La donna risiedeva nei pressi della maestosa villa dell’imperatore Adriano, colui che aveva ordinato la morte del marito Getulio, del cognato Amanzio e dell’amico di questi Primitivo.
L'efferato imperatore Adriano dopo aver ultimato la sua villa volle inaugurarla con il consultare degli dei, i quali gli dissero, che la vedova Sinforosa e i suoi sette figli, li “straziavano ogni giorno invocando il suo Dio, perciò, se Sinforosa e i suoi figli sacrificheranno per loro, essi faranno quanto l’imperatore gli chiedeva”. Adriano non esitò, chiamò il prefetto Licinio, e ordinò che Sinforosa fosse insieme ai suoi figli arrestata e condotta al tempio di Ercole.
Poi con lusinghe e minacce cercò di farla desistere e a sacrificare agli idoli, ma la Santa con animo nobile si appellò all’esempio del defunto marito Getulio e degli altri compagni di martirio. Ella non si piegava ai voleri dell’imperatore che rinnovò di sacrificare insieme ai suoi figli agli dei pagani ma la Santa e i suoi figli furono irremovibili.
L’imperatore, visto vano ogni tentativo, ordinò che Santa Sinforosa fosse torturata a sangue. Dalla tortura però l’imperatore non ci ricavò nulla, Sinforosa non avrebbe mai tradito il Signore Dio, e spazientito da quella resistenza, diede ordine alle guardie di legare un grosso sasso al collo di Sinforosa, e di gettarla nel fiume Aniene, affinché annegasse.
Poi venne la volta dei figli; furono presi da parte, e l’imperatore chiese a loro di sacrificare agli dei.

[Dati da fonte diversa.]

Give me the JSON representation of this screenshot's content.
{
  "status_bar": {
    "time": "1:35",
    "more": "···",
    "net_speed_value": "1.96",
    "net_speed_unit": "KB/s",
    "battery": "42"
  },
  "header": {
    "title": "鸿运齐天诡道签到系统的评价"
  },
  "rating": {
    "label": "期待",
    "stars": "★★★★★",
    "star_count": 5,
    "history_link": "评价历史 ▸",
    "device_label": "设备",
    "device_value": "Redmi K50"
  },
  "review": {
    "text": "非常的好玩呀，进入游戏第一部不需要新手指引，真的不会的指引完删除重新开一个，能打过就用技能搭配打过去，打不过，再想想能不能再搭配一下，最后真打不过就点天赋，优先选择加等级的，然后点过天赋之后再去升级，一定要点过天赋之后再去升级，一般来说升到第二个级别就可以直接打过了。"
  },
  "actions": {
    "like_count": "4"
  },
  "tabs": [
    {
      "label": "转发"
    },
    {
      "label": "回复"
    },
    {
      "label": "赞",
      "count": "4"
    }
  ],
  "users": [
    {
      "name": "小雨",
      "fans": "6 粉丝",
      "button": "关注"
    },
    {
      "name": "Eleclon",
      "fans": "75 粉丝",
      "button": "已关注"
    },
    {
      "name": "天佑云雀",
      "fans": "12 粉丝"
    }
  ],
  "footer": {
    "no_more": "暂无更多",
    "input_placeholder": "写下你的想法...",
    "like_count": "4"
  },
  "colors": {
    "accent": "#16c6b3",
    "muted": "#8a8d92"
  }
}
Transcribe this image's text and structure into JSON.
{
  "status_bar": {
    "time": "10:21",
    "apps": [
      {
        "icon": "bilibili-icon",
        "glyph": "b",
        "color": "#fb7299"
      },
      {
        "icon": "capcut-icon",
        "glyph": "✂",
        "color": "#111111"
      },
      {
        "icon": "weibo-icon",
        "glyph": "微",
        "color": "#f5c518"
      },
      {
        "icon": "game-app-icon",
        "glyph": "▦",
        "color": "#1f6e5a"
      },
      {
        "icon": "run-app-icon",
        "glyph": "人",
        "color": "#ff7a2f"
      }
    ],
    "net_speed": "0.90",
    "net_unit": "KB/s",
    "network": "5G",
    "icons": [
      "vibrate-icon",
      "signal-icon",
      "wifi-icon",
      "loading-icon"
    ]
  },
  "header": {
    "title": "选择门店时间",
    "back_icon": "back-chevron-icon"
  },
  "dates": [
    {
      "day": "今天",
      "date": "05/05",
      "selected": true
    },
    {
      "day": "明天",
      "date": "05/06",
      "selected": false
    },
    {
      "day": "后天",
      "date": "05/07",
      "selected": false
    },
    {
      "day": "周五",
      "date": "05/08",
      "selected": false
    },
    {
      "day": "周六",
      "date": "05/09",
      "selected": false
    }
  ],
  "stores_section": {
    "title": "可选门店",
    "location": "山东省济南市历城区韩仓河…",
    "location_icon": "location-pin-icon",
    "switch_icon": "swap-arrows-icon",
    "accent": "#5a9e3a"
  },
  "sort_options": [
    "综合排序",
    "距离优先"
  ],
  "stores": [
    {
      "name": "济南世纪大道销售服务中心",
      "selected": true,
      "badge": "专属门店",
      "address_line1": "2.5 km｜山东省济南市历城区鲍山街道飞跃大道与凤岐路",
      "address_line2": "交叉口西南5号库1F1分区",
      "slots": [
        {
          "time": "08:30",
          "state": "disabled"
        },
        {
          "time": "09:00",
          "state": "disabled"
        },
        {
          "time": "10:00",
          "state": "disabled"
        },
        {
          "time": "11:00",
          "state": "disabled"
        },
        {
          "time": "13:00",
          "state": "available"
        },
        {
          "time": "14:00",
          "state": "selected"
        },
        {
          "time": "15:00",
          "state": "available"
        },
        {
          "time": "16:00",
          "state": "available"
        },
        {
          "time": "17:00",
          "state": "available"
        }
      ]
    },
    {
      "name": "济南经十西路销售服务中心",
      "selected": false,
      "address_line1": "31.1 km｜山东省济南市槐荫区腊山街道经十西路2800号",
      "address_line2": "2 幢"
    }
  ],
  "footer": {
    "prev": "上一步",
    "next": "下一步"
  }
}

Ma i ragazzi fedeli alla mamma come al Dio unico, ordinò che fossero condotti anch’essi al tempio di Ercole, dove con minacce e con lusinghe tentava di condurli dalla sua parte; ancora vani i tentativi l’imperatore ordinò che tutti e sette fossero posti alla tortura, ed infine fossero trafitti con la spada, poi li fece gettare in una fossa comune e profonda del territorio tiburtino, che i pontefici chiamarono “ai sette assassinati”.
Dopo circa 2 anni le persecuzioni contro i cristiani erano diminuite drasticamente e il fratello della martire Sinforosa, Eugenio “principalis curiae Tiburtinae”, ne raccolse i corpi e li seppellì “in suburbana eiusdem civitatis”.
MARTIROLOGIO ROMANO A Roma al nono miglio della via Tiburtina, commemorazione dei santi Sinforosa e sette compagni, Crescente, Giuliano, Nemesio, Primitivo, Giustino, Stacteo ed Eugenio, martiri, che subirono il martirio con diversi generi di tortura, divenendo fratelli in Cristo.